Alhamdulillah terimakasih ya pak.” Pak Ahmad mengangguk
“Bentar” Pak Ahmad mengarak ke pintu, memberikan isyarat agar orang yang dibalik pintu masuk ke dalam ruangan.
Assalamu’alaikum
Wa’alaikumussalam
Dua orang wanita berjilbab lebar memasuki ruangan. Usia mereka sekitar 19 atau 20 tahun. Masuk perlahan tertunduk malu dan penuh  kesantunan.
“Mas Angga perkenalkan, ini Aisyah dan Lathifah, mereka yang akan membantu kita untuk proyek terbaru kita in sya Allah” belum selesai pak Ahmad menyelsaikan kalimatnya, terdengar lagi suara ketukan pintu,
Assalamu’alaikum, permisi”
wa’alaikumussalam, nah kalau yang ini Salma, ini pemimpin tim yang dari Aceh” Pak Ahmad lanjut menjelaskan orang yang baru mau masuk.
Seorang gadis memasuki ruangan, bunyi langkah kakinya terdengar aneh, sepertinya dia menyeret salah satu kakinya untuk melangkah.
Firman memperhatikan keanehan itu, lama dia merenung. Ya rahmaan, itu gadis yang tadi pagi di bis dan kakinya diinjak oleh si pria gembul. Kita bertemu lagi. Tak sadar senyum Firman makin merekah, Angga yang memperhatikan buru-buru menyikut lengan Firman, berkata lagi dengan tatapannya yang kurang lebih artinya. “Apa-apaan sih lihat cewek sampai segitunya trus senyum-senyum lagi. Act naturally” Firman membalas menjawab dengan tatapannya “Tenang.. Tenang.”

“Oh, iya, salam kenal semuanya. Saya mengucapkan terima kasih karena kalian bertiga bersedia jauh-jauh datang dari Aceh untuk membantu proyek kami disini.” Angga cepat-cepat mengambil alih forum sebelum Firman berulah lagi.

“Ehem, Mbak Salma?” Firman berbicara.

Salma yang merasa namanya dipanggil menghadap ke Firman. “Iya?” ragu-ragu dia menjawab.

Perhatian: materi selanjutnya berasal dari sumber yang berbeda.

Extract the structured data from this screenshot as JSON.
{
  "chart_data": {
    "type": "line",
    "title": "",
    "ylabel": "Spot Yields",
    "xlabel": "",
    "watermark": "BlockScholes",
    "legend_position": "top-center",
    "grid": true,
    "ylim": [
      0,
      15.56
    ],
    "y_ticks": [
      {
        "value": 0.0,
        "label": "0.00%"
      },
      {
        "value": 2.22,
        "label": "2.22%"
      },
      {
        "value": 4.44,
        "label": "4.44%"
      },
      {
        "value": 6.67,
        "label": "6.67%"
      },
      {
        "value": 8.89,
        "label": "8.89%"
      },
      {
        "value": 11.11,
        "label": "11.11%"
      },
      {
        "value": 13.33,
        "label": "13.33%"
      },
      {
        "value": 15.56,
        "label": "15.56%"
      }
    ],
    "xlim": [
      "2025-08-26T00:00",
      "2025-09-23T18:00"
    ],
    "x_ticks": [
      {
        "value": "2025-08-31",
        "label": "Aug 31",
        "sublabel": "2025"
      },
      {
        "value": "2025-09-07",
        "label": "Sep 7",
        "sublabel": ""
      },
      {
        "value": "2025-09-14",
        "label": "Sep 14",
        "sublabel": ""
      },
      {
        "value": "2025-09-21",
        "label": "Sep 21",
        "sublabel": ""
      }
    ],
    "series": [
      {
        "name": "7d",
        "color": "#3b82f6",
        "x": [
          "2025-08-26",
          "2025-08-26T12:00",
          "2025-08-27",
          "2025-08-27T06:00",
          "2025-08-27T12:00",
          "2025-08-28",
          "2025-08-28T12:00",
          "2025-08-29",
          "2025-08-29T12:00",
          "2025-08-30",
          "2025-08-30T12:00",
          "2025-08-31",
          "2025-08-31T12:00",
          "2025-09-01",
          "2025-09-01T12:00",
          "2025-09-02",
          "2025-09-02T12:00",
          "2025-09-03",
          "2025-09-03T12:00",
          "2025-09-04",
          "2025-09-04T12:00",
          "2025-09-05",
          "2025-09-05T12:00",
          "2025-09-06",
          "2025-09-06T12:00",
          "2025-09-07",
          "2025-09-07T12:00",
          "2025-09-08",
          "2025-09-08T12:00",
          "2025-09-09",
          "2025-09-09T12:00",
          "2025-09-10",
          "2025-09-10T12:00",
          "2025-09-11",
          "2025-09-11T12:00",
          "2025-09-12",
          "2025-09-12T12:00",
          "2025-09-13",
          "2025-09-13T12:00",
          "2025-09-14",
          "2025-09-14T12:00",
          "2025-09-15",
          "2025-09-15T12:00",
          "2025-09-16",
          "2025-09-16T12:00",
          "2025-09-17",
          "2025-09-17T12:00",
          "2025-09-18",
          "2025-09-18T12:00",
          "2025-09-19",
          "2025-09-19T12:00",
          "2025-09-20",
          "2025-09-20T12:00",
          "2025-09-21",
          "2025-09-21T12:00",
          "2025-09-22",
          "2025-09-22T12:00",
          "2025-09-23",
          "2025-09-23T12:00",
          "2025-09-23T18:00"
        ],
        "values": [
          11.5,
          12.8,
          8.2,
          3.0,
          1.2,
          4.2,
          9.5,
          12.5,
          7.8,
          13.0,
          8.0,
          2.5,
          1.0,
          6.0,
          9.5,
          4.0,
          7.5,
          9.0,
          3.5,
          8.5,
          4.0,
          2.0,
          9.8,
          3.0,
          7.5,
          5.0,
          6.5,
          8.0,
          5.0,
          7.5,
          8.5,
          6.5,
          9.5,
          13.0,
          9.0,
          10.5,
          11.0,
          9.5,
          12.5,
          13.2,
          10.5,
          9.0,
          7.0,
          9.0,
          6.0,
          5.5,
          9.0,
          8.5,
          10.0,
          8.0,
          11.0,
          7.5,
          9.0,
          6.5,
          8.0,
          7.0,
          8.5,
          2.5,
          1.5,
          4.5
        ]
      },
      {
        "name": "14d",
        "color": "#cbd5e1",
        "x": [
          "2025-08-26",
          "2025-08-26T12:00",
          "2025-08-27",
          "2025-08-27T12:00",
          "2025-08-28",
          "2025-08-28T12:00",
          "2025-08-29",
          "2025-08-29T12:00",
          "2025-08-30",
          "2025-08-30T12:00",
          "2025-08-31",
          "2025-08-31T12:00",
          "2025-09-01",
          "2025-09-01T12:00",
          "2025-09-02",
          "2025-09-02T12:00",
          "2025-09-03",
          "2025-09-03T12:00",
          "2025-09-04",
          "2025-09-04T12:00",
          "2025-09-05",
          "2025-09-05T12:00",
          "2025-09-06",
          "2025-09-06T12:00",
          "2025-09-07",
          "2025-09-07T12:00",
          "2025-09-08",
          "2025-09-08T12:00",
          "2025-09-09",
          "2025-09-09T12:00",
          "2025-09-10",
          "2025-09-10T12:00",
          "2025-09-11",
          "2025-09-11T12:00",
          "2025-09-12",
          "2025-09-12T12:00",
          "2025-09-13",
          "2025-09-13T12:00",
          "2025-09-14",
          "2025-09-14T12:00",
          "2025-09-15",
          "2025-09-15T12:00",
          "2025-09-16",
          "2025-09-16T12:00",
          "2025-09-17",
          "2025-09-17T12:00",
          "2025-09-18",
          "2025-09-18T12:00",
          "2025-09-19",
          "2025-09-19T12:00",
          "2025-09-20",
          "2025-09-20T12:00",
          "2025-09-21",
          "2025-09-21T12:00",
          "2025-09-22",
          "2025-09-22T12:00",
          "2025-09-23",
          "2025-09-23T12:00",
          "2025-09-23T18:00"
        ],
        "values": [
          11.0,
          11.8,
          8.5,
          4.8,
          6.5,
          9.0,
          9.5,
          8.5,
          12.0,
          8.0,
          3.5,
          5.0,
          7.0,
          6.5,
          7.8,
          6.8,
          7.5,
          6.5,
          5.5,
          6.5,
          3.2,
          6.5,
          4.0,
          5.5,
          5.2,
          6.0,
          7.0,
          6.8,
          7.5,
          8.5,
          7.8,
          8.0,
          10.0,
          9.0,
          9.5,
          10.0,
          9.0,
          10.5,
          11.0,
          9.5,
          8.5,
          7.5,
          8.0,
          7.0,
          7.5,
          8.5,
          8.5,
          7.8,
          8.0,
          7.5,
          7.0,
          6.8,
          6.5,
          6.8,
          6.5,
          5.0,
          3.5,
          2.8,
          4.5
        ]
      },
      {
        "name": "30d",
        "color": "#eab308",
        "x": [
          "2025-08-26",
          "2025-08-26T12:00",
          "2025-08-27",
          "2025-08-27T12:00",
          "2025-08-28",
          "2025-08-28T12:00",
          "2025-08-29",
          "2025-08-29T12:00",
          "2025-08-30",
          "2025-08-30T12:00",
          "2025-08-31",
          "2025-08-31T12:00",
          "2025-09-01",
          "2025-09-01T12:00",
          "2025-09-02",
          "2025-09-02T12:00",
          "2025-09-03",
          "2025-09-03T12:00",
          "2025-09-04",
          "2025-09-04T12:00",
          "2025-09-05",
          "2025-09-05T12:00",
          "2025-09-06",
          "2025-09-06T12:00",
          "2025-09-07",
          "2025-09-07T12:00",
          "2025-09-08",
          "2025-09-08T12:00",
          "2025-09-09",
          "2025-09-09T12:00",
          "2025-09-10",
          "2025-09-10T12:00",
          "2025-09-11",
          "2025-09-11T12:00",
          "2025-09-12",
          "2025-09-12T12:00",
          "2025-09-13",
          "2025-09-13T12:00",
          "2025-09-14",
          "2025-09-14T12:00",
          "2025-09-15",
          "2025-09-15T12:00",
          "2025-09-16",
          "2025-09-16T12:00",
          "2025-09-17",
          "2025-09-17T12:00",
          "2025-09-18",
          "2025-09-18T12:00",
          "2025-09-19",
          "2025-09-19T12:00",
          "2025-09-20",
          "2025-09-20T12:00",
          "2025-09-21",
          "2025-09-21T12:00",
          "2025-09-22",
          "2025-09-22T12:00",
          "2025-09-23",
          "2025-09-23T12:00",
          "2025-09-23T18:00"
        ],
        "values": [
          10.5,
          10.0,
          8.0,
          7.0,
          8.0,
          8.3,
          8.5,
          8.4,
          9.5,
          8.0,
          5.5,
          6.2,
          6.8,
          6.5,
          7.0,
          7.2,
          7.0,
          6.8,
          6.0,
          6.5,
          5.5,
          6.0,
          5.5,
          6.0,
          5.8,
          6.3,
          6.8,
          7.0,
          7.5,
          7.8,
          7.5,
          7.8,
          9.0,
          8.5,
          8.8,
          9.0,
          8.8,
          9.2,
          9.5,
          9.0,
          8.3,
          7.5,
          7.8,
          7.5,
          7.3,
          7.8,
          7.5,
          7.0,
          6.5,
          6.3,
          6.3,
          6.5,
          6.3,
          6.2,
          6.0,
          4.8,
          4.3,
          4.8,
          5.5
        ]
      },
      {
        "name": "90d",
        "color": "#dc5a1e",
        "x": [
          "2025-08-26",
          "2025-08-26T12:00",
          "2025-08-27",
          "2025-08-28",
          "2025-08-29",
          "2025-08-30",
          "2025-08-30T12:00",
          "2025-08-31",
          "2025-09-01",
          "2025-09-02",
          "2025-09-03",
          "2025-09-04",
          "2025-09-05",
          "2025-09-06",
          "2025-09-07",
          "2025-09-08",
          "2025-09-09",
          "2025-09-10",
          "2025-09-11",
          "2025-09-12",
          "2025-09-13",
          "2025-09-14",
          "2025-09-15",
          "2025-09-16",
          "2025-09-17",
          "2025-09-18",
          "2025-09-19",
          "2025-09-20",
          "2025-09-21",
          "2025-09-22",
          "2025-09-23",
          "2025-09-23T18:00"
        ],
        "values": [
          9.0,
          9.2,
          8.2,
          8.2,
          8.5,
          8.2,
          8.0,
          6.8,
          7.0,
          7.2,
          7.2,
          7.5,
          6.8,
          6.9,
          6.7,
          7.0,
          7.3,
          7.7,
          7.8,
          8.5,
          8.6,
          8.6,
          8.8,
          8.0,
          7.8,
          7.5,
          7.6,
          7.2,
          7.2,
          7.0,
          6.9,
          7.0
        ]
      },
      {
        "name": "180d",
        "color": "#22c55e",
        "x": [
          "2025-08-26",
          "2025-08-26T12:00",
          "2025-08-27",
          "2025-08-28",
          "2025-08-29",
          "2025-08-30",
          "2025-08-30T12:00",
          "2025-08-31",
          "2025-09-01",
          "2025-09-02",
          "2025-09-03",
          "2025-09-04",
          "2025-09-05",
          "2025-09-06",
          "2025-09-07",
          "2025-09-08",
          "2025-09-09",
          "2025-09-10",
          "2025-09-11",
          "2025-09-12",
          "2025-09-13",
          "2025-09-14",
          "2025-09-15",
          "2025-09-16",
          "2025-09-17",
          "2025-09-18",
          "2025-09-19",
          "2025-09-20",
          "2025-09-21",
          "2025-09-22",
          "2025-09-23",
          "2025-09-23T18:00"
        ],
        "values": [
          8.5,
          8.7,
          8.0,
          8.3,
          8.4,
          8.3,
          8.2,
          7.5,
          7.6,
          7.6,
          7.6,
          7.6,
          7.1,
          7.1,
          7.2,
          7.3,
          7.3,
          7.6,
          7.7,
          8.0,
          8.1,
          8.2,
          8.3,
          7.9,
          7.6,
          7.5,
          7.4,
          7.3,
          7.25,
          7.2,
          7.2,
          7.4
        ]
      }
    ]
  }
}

“Bisa ikut saya sebentar?”
Angga terlihat bingung. “Ada apa Fir?” 
Firman tidak menjawab, “ayo sekarang ya mbak.” Firman melangkah keluar ruangan.
“Permisi” Salma dengan nada datar meminta ijin keluar pada pak Ahmad dan Angga. Dia berjalan perlahan meninggalkan ekspresi bingung orang-orang di dalam ruangan.



3rd Meet
“Ehem, Sini mbak, duduk di sini” Firman yang telah keluar lebih dulu dari Salma menunjuk pada sebuah sofa di ruangan tunggu tamu kantor.
“Jangan kemana-mana ya. Tunggu sebentar, saya ada perlu penting untuk didiskusikan. Jangan kemana-mana” Firman berkata sambil berjalan mundur karena akan pergi ke ruangan yang lain lagi, tanpa menunggu jawaban dari Salma. Salma tetap terlihat tenang.

Beberapa menit berlalu, Firman kembali dengan membawa kotak P3K ditangannya. 
“Mohon maaf sebelumnya boleh saya lihat kaki Anda?” Salma tetap terlihat tenang namun tak menjawab pertanyaan Firman. “Oh, maaf bukan maksud saya yang tidak-tidak, sebelumya mari kita kenalan lagi. Perkenalkan nama saya Firman, mohon maaf atas kelancangan saya, namun atas takdir Allah saya bertemu dengan anda tadi pagi di Bus. Jadi saya tahu apa penyebab jalanmu seperti ini.”

Salma masih tetap diam. “So, Let me do this, saya akan mengobati luka Anda. Saya yakin pasti kaki Anda akan memar dengan kejadian seperti tadi.” Lanjut Firman sambil melangkah maju ingin meraih kaki salma. Sedikit bersusah payah Salma menggeser kakinya agar tak tersentuh oleh Firman. “Terima kasih Pak, saya sudah mengobati kaki saya sebelum memasuki ruangan  tadi.”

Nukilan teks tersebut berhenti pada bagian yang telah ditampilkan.